于是她转而说:“也许凯特琳不想打来电话是因为南希不说话了,可能她不想给南希施加压力,逼她接电话。”

帕特里克猛地转过头。“什么?”

“哦,就是乔尔说的。”伊娃感觉自己脸红了,她泄露秘密了吗?

“什么?”

“嗯,凯特琳说南希这段时间很安静,然后乔尔告诉我说南希不喜欢在公共场合说话,说她不会说话。”

“我完全毫不知情。”帕特里克显得很是震惊,“凯特琳什么时候跟你说的?”

“就是今天早上,可能只是……害羞吧。我小时候也像南希这样——总是更喜欢看书,而不喜欢跟人说话。”伊娃尽力让自己的话听起来更积极些,“直到现在也常常这样。”

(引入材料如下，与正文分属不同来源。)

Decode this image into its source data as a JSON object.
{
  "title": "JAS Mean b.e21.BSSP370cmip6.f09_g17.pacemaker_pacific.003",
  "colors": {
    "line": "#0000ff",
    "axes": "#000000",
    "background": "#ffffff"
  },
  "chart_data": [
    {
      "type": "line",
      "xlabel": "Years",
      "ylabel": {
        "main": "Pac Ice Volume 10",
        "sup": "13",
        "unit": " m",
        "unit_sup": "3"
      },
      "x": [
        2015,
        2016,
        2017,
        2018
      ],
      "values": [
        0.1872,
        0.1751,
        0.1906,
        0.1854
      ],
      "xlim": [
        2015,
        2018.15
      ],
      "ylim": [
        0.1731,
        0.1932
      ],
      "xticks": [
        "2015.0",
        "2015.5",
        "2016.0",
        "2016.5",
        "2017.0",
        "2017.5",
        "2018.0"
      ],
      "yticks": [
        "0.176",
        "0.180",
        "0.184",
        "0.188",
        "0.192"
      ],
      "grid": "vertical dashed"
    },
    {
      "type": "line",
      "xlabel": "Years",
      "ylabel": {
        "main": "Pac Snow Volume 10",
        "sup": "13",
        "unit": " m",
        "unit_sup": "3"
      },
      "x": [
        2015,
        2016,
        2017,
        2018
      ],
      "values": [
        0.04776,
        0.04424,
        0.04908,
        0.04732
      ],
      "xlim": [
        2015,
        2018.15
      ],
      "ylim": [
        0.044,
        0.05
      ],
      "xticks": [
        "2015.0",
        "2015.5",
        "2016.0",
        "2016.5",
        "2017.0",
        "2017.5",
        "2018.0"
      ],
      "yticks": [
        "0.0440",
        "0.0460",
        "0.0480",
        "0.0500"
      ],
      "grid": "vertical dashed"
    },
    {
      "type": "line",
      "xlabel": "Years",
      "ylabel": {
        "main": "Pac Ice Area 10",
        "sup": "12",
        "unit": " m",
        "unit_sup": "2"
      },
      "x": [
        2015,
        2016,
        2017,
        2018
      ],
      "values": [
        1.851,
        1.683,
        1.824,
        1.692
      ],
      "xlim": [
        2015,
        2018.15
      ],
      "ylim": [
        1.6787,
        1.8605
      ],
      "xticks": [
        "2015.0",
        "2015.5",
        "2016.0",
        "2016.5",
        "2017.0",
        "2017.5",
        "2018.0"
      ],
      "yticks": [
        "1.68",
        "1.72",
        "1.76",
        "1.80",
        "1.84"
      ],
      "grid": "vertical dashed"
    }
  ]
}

“不会说话?”他皱起了眉头,“这听起来……发生了什么我不知道的事吗?”

他们音量渐高,伊娃抚了一下帕特里克的手臂,让他注意一下孩子们可能会听见。“嘘!应该没有。南希只不过是……嗯,她需要消化理解的东西太多了。今天下午我们带着她和乔尔还有狗出去散步的时候,你都没注意到吗?”

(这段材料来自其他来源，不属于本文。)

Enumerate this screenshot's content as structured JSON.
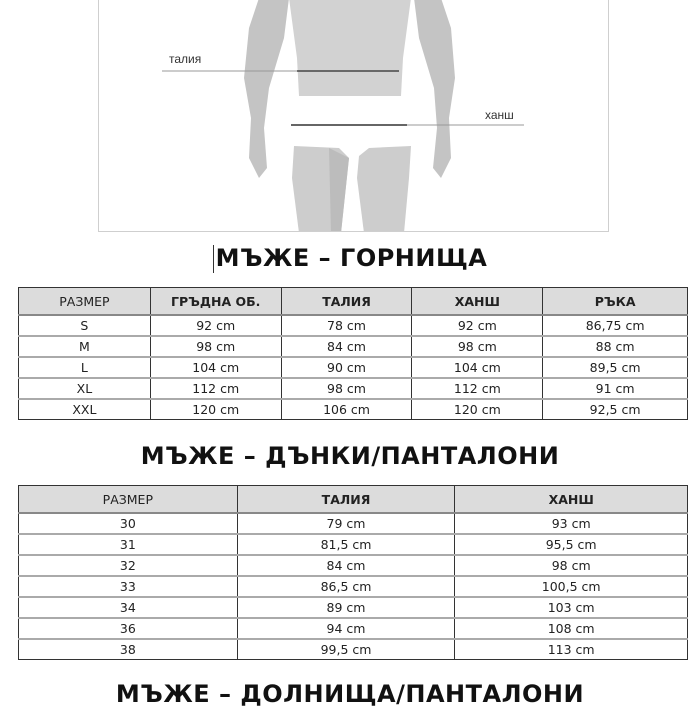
{
  "figure": {
    "labels": {
      "waist": "талия",
      "hip": "ханш"
    }
  },
  "tops": {
    "title": "МЪЖЕ – ГОРНИЩА",
    "headers": [
      "РАЗМЕР",
      "ГРЪДНА ОБ.",
      "ТАЛИЯ",
      "ХАНШ",
      "РЪКА"
    ],
    "rows": [
      [
        "S",
        "92 cm",
        "78 cm",
        "92 cm",
        "86,75 cm"
      ],
      [
        "M",
        "98 cm",
        "84 cm",
        "98 cm",
        "88 cm"
      ],
      [
        "L",
        "104 cm",
        "90 cm",
        "104 cm",
        "89,5 cm"
      ],
      [
        "XL",
        "112 cm",
        "98 cm",
        "112 cm",
        "91 cm"
      ],
      [
        "XXL",
        "120 cm",
        "106 cm",
        "120 cm",
        "92,5 cm"
      ]
    ]
  },
  "jeans": {
    "title": "МЪЖЕ – ДЪНКИ/ПАНТАЛОНИ",
    "headers": [
      "РАЗМЕР",
      "ТАЛИЯ",
      "ХАНШ"
    ],
    "rows": [
      [
        "30",
        "79 cm",
        "93 cm"
      ],
      [
        "31",
        "81,5 cm",
        "95,5 cm"
      ],
      [
        "32",
        "84 cm",
        "98 cm"
      ],
      [
        "33",
        "86,5 cm",
        "100,5 cm"
      ],
      [
        "34",
        "89 cm",
        "103 cm"
      ],
      [
        "36",
        "94 cm",
        "108 cm"
      ],
      [
        "38",
        "99,5 cm",
        "113 cm"
      ]
    ]
  },
  "bottoms": {
    "title": "МЪЖЕ – ДОЛНИЩА/ПАНТАЛОНИ"
  }
}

帕特里克没有立刻做出回应,伊娃才想起一路上他大多数时候都在打电话,想办法解决普雷斯顿的一场股票危机。她并没有仔细去听,但仍旧感觉自己比任何非汽车协会成员的人都更了解M6高速路上的交通问题了。

帕特里克垂头丧气的表情,让伊娃明白了他此刻的感受,也明白了她这个不怎么懂得养儿育女的人都能注意到的事情,他却没有注意到。哎,帕特里克。她心想,你都不知道你有多像我们的爸爸,又或许我们都很像吧。伊娃想到这里,内心倍感阴冷。

“明天早上再来应对这事吧。”伊娃把毛巾塞进他怀里,“先洗澡,给你们的,又舒服又温暖的毛巾。凯特琳留了一些睡前故事书……”

“我带了睡前故事书的。”帕特里克自信地说道,“我给他们读《查理和巧克力工厂》。”

“很好!”伊娃感觉自己又进入了未雨绸缪的老模式,“要我先往浴缸里放着水吗?房间我已经准备好了——我让他俩一起睡在你旁边。我相信他们还没上床,凯特琳就会打来电话!”

“嗯……”帕特里克似是迷失在了自己的思绪里。伊娃发觉无论她的弟弟在生活上超越了她多远,身高比她高了多少,他都始终是那个哭起鼻子来要让她抱着才能安睡的小男孩,那个跟她有着同一对父母,却感受着不同家庭氛围的小男孩。